The findings shed new light on the complex brain mechanisms behind Alzheimer's, which is marked by memory loss, confusion and eventually the inability to care for oneself.

"Alzheimer's disease is probably a very complex disease with many things happening simultaneously," Kishore Kuchibhotla of Harvard said in a telephone interview.

Kuchibhotla's team used an advanced optical imaging technique to study the brains of live mice with Alzheimer's-like plaques. They found astrocytes, a star-shaped type of brain cell needed to support normal brain function, become hyperactive in the presence of amyloid plaques.

"It supports the idea that somehow amyloid beta does something that alters brain function," Kuchibhotla said.

Astrocytes are known to proliferate around injury sites, but in Alzheimer's, astrocytes appear to share this information with other astrocytes in far-flung parts of the brain using a communications pathway known as a calcium-signaling network.
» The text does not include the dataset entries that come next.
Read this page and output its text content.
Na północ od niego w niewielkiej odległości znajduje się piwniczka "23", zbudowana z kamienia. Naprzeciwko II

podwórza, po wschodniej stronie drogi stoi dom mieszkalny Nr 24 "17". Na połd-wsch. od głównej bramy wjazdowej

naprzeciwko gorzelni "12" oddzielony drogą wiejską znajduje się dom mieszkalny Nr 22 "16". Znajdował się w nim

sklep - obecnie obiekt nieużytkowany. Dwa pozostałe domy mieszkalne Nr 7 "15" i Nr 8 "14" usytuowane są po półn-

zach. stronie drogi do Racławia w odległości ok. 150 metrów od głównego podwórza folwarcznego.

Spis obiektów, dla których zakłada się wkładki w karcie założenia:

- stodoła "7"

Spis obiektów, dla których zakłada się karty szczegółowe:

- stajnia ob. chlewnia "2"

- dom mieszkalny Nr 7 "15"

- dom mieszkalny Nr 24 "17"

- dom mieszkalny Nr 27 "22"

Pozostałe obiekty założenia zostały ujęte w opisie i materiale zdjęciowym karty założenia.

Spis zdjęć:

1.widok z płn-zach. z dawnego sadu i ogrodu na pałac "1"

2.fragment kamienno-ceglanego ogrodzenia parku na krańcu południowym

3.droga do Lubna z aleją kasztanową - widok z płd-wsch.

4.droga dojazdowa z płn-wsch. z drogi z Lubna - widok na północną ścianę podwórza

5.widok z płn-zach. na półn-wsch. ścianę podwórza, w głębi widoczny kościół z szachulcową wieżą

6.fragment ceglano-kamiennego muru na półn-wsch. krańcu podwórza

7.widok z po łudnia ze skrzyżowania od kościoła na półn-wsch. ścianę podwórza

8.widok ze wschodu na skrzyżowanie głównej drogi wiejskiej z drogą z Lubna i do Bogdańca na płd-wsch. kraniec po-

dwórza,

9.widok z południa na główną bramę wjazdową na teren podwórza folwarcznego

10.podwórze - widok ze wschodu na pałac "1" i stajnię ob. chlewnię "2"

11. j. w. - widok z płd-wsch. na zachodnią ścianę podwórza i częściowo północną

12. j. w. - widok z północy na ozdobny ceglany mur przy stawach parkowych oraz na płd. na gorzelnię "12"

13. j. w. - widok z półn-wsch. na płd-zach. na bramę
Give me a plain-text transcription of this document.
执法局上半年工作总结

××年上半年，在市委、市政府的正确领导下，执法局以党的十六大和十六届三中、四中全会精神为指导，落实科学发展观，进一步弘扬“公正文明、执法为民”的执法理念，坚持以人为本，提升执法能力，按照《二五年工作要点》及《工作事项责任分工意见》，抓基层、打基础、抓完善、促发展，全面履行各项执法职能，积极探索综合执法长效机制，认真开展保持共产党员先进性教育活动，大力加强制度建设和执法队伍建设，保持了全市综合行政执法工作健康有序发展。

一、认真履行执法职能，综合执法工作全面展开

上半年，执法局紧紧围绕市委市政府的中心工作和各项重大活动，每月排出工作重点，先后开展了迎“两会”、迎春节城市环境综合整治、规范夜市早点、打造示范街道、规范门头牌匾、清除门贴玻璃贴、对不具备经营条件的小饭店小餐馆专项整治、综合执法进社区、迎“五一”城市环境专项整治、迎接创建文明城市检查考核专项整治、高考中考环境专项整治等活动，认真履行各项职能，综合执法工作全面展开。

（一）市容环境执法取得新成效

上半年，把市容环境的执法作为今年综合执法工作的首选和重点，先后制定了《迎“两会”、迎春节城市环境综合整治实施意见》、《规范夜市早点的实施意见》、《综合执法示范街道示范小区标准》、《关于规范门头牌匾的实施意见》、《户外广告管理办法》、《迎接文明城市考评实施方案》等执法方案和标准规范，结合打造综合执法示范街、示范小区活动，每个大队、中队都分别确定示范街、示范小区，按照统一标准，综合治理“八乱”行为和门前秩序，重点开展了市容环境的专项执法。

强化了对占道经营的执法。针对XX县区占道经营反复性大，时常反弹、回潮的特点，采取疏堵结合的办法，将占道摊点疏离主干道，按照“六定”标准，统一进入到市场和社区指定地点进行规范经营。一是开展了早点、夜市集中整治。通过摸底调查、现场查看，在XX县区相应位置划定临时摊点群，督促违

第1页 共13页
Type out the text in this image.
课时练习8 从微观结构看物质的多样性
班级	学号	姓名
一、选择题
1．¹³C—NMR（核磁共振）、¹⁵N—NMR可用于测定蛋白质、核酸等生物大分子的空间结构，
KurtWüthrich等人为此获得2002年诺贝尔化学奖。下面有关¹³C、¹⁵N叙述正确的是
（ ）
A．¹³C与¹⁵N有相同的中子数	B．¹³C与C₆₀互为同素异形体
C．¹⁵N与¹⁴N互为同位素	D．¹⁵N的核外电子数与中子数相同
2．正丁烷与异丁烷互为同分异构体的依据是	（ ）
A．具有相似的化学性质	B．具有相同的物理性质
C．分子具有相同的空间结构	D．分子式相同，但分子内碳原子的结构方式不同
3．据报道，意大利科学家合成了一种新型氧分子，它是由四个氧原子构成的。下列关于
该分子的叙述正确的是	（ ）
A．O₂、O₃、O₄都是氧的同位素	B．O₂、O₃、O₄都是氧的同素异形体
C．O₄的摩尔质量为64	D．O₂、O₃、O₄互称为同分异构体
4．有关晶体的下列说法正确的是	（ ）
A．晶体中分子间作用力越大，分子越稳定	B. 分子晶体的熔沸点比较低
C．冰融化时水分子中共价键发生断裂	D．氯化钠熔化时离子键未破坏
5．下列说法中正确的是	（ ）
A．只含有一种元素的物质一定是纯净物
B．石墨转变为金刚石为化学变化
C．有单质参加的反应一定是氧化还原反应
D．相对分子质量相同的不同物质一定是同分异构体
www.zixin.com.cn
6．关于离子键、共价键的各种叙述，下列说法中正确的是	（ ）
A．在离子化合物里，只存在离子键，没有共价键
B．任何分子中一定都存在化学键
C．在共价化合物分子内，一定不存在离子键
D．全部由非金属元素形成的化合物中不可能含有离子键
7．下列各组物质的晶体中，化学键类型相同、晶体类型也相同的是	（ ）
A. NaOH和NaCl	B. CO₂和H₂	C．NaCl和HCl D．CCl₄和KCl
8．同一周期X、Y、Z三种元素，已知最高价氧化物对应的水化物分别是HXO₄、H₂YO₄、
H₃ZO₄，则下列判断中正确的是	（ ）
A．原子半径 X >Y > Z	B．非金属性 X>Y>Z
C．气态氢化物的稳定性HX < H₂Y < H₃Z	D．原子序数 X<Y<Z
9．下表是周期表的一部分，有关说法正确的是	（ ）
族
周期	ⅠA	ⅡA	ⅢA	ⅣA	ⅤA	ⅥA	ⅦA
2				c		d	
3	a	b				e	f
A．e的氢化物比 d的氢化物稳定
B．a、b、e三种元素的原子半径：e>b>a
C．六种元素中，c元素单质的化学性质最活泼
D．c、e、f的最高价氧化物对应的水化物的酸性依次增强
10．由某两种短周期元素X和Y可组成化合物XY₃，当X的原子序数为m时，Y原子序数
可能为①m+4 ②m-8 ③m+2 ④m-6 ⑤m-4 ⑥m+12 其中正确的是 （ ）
Brian Bacskai of Harvard likens it to a group of bystanders looking at a car wreck. Instead of just watching, astrocytes appear to pull out their cell phones and alert their friends in different areas of the brain, which also become hyperactive.

"This development may prove to be a breakthrough in our understanding of the disease, and the hunt for new Alzheimer's drugs," said Rebecca Wood, chief executive of the Alzheimer's Research Trust in Britain.

"Research now needs to identify exactly what effect this hyperactivity is having on the brain," Wood said.

Researchers at Yale, meanwhile, think they are gaining a better understanding of what makes amyloid plaques toxic.

"We have known that amyloid-beta is bad for the brain, but we have not known exactly how amyloid-beta does bad things to neurons," said Stephen Strittmatter of Yale School of Medicine.

Strittmatter's team found the first step in amyloid beta damage appears to involve prion proteins. These proteins are normally harmless unless they are mangled or misshapen in some way, as in mad cow or Creutzfeldt-Jakob disease.

The Yale team believes short bits of amyloid beta latch onto these prion proteins. "They start the cascade that make neurons sick," Strittmatter said. He thinks this early process would make a good research target for new Alzheimer's drugs.

There is no cure for Alzheimer's, and current drugs merely delay symptoms. It affects 5.2 million people in the United States and 26 million globally, according to the Alzheimer's Association.